Getting pointers to specific elements of a 1D contiguous array on the device


I am trying to use CUBLAS in C++ to rewrite a python/tensorflow script which is operating on batches of input samples (of shape BxD, B: BatchSize, D: Depth of the flattened 2D matrix)

For the first step, I decided to use CUBLAS cublasSgemmBatched to compute MatMul for batches of matrices.

I've found couple working sample codes as the one in link to the question, but what I want is to allocate one big contiguous device array to store batches of flattened identical shaped matrices. I DO NOT want to store batches separated from each other on device memory(as they are in the provided sample code in the given link to StackOverflow question)

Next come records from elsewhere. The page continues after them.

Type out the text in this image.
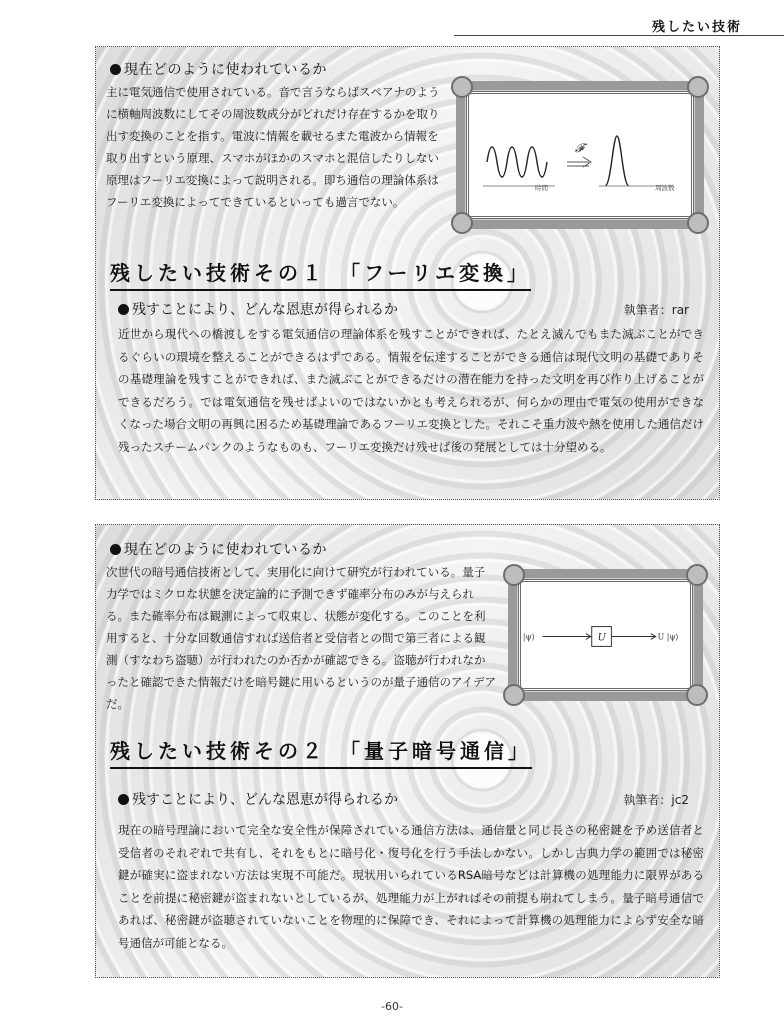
残したい技術
現在どのように使われているか

主に電気通信で使用されている。音で言うならばスペアナのように横軸周波数にしてその周波数成分がどれだけ存在するかを取り出す変換のことを指す。電波に情報を載せるまた電波から情報を取り出すという原理、スマホがほかのスマホと混信したりしない原理はフーリエ変換によって説明される。即ち通信の理論体系はフーリエ変換によってできているといっても過言でない。

𝓕
時間	周波数
残したい技術その１　「フーリエ変換」
残すことにより、どんな恩恵が得られるか	執筆者：rar

近世から現代への橋渡しをする電気通信の理論体系を残すことができれば、たとえ滅んでもまた滅ぶことができるぐらいの環境を整えることができるはずである。情報を伝達することができる通信は現代文明の基礎でありその基礎理論を残すことができれば、また滅ぶことができるだけの潜在能力を持った文明を再び作り上げることができるだろう。では電気通信を残せばよいのではないかとも考えられるが、何らかの理由で電気の使用ができなくなった場合文明の再興に困るため基礎理論であるフーリエ変換とした。それこそ重力波や熱を使用した通信だけ残ったスチームパンクのようなものも、フーリエ変換だけ残せば後の発展としては十分望める。

現在どのように使われているか

次世代の暗号通信技術として、実用化に向けて研究が行われている。量子力学ではミクロな状態を決定論的に予測できず確率分布のみが与えられる。また確率分布は観測によって収束し、状態が変化する。このことを利用すると、十分な回数通信すれば送信者と受信者との間で第三者による観測（すなわち盗聴）が行われたのか否かが確認できる。盗聴が行われなかったと確認できた情報だけを暗号鍵に用いるというのが量子通信のアイデアだ。

|ψ⟩	U	U |ψ⟩
残したい技術その２　「量子暗号通信」
残すことにより、どんな恩恵が得られるか	執筆者：jc2

現在の暗号理論において完全な安全性が保障されている通信方法は、通信量と同じ長さの秘密鍵を予め送信者と受信者のそれぞれで共有し、それをもとに暗号化・復号化を行う手法しかない。しかし古典力学の範囲では秘密鍵が確実に盗まれない方法は実現不可能だ。現状用いられているRSA暗号などは計算機の処理能力に限界があることを前提に秘密鍵が盗まれないとしているが、処理能力が上がればその前提も崩れてしまう。量子暗号通信であれば、秘密鍵が盗聴されていないことを物理的に保障でき、それによって計算機の処理能力によらず安全な暗号通信が可能となる。

-60-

From what I can imagine, somehow I have to get a list of pointers to starting elements of each batch on device memory. something like this:

float **device_batch_ptr;
cudaMalloc((void**)&device_batch_ptr, batch_size*sizeof(float *));
for(int i = 0 ; i < batch_size; i++ ) {
    // set device_batch_ptr[i] to starting point of i'th batch on device memory array.
}

Note that cublasSgemmBatched needs a float** that each float* in it, points to starting element of each batch in a given input matrix.

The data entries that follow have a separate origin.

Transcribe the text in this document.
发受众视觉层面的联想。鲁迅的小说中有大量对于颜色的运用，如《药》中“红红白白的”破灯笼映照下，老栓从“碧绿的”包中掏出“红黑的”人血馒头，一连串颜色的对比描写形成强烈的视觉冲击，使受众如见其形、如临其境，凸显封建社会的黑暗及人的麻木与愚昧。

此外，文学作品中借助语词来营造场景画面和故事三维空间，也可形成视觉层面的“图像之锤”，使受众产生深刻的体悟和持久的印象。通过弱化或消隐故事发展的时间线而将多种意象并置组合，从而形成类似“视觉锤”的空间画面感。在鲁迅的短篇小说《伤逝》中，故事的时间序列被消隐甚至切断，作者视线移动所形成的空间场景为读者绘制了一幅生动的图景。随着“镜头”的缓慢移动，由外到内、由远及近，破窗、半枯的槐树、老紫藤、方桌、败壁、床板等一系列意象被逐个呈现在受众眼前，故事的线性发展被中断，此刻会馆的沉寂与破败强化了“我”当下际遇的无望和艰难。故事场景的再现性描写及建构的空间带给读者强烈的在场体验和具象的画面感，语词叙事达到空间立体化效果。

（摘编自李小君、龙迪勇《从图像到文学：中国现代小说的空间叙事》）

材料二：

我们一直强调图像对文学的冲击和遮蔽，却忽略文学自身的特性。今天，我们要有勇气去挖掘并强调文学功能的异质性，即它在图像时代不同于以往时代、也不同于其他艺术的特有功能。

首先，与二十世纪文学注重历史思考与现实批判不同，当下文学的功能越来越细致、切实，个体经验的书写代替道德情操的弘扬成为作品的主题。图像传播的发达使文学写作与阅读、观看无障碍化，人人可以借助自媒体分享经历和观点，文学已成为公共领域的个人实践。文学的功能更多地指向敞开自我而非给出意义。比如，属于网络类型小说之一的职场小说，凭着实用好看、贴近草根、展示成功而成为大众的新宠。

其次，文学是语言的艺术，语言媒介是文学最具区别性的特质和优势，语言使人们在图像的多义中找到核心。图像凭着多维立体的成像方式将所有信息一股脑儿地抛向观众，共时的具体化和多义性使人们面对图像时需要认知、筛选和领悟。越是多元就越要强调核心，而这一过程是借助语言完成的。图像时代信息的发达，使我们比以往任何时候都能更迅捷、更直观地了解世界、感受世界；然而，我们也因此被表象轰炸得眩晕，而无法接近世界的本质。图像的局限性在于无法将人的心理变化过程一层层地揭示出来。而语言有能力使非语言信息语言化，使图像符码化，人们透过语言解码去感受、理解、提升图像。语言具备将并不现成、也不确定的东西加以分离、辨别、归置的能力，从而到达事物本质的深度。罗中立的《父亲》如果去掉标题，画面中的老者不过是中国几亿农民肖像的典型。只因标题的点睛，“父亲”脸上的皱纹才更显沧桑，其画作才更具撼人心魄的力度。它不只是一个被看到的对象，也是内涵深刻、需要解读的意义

Any advice and suggestions will be greatly appreciated.


Solution

  • If your arrays are in contiguous linear memory (device_array) then all you need to do is calculate the offsets using standard pointer arithmetic and store the device addresses in a host array which you then copy to the device. Something like:

    float** device_batch_ptr;
    float** h_device_batch_ptr = new float*[batch_size];
    
    cudaMalloc((void**)&device_batch_ptr, batch_size*sizeof(float *));
    size_t nelementsperrarray = N * N;
    for(int i = 0 ; i < batch_size; i++ ) {
        // set h_device_batch_ptr[i] to starting point of i'th batch on device memory array.
        h_device_batch_ptr[i] = device_array + i * nelementsperarray;
    }
    cudaMemcpy(device_batch_ptr, h_device_batch_ptr, batch_size*sizeof(float *)),
                cudaMemcpyHostToDevice);
    

    [Obviously never compiled or tested, use at own risk]